Fusilli with Lemony Kale, Toasted Sunflower Seeds and Feta

Serves 6-8 

 

1 pound kale (1 large bunch, I use Lacinato Kale)

Juice from 2 lemons

4 garlic cloves, minced

½ cup toasted sunflower seeds

4 TB extra-virgin olive oil

½ tsp salt

¼ tsp crushed red pepper flakes

½ cup feta cheese (I used sheep’s milk feta)

Fresh basil leaves, torn

1 pound dry fusilli or penne pasta (I used a bit of both)

 

Cook pasta according to package directions.

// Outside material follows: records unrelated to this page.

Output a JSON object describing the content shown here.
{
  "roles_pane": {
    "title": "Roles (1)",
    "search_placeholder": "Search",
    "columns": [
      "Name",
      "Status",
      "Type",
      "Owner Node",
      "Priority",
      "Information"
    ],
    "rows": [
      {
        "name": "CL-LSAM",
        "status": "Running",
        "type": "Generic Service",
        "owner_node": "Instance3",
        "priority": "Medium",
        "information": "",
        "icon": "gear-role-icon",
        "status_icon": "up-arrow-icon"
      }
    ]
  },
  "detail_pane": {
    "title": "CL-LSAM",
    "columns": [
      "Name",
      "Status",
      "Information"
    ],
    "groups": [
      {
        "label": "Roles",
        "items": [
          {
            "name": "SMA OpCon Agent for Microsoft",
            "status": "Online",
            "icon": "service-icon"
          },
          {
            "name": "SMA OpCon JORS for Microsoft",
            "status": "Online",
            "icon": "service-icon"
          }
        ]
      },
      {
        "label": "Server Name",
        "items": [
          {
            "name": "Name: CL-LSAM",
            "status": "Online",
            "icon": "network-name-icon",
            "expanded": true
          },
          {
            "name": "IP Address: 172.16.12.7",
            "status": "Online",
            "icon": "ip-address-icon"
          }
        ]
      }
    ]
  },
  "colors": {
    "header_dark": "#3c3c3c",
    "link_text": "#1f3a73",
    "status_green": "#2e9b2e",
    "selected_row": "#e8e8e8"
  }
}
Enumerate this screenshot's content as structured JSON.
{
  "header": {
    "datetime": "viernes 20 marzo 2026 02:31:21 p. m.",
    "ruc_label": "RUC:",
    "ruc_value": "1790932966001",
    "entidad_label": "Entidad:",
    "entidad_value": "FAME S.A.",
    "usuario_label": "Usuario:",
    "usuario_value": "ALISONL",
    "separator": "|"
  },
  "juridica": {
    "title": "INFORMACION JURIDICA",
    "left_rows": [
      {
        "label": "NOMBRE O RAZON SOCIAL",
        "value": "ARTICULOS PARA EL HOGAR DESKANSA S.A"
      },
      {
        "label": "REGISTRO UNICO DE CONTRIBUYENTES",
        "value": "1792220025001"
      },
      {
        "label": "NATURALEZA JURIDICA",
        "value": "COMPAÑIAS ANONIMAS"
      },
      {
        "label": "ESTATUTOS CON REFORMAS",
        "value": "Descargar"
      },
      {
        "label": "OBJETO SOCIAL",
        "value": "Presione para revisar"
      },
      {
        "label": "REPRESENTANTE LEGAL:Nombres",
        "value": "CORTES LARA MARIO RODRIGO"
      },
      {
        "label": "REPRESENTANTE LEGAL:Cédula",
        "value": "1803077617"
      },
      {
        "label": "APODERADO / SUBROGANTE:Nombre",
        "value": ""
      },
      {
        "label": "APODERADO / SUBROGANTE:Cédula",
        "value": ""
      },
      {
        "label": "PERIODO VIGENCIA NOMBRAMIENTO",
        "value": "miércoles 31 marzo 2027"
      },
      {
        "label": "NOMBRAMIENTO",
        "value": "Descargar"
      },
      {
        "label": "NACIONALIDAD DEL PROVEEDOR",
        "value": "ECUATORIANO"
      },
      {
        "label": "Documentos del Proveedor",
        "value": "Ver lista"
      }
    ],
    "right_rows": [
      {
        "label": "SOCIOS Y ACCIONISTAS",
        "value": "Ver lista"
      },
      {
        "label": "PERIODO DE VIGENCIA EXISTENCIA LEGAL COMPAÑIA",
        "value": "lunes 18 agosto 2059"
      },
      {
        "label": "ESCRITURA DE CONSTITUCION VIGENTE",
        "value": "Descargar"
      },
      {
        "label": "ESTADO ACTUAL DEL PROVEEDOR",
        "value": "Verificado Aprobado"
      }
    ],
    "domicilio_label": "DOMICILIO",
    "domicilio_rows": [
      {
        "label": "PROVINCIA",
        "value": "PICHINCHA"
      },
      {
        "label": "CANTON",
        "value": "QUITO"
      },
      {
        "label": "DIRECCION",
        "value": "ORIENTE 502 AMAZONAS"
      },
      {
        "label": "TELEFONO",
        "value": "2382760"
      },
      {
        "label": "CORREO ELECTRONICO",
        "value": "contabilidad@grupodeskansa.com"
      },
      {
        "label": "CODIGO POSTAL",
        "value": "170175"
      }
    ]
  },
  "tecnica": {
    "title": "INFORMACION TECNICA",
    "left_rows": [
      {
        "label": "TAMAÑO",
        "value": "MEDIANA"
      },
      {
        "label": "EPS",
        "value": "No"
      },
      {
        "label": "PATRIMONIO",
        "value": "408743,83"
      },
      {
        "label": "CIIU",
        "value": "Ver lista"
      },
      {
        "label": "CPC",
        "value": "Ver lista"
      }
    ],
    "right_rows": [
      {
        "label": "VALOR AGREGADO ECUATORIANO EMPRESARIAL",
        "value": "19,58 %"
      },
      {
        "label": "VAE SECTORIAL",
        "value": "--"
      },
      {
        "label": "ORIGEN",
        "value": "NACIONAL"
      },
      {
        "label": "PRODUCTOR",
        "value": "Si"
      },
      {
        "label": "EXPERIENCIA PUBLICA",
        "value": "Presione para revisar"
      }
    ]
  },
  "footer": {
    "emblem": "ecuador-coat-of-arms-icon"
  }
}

While your pasta is cooking, strip the kale from the stalks, rinse well in cool water, and dry well.  

 

Slice kale into small pieces and place in large, shallow serving bowl. Pour the lemon juice and olive oil over the kale.  Massage this into the kale by rubbing between your fingers; I use food grade, gloved hands for this so the lemon won’t hurt my hands! It will take about 5 minutes to get the kale soft; it will look much darker and very shiny in color when you are finished.

 

Add the minced garlic, crushed red pepper flakes and feta cheese to the kale, toss lightly and season with salt and pepper. Add the cooked, drained pasta to the kale mixture.  The pasta should still be hot when you add it to the kale mixture.

 

Sprinkle with the toasted sunflower seeds and some fresh torn basil leaves, and serve.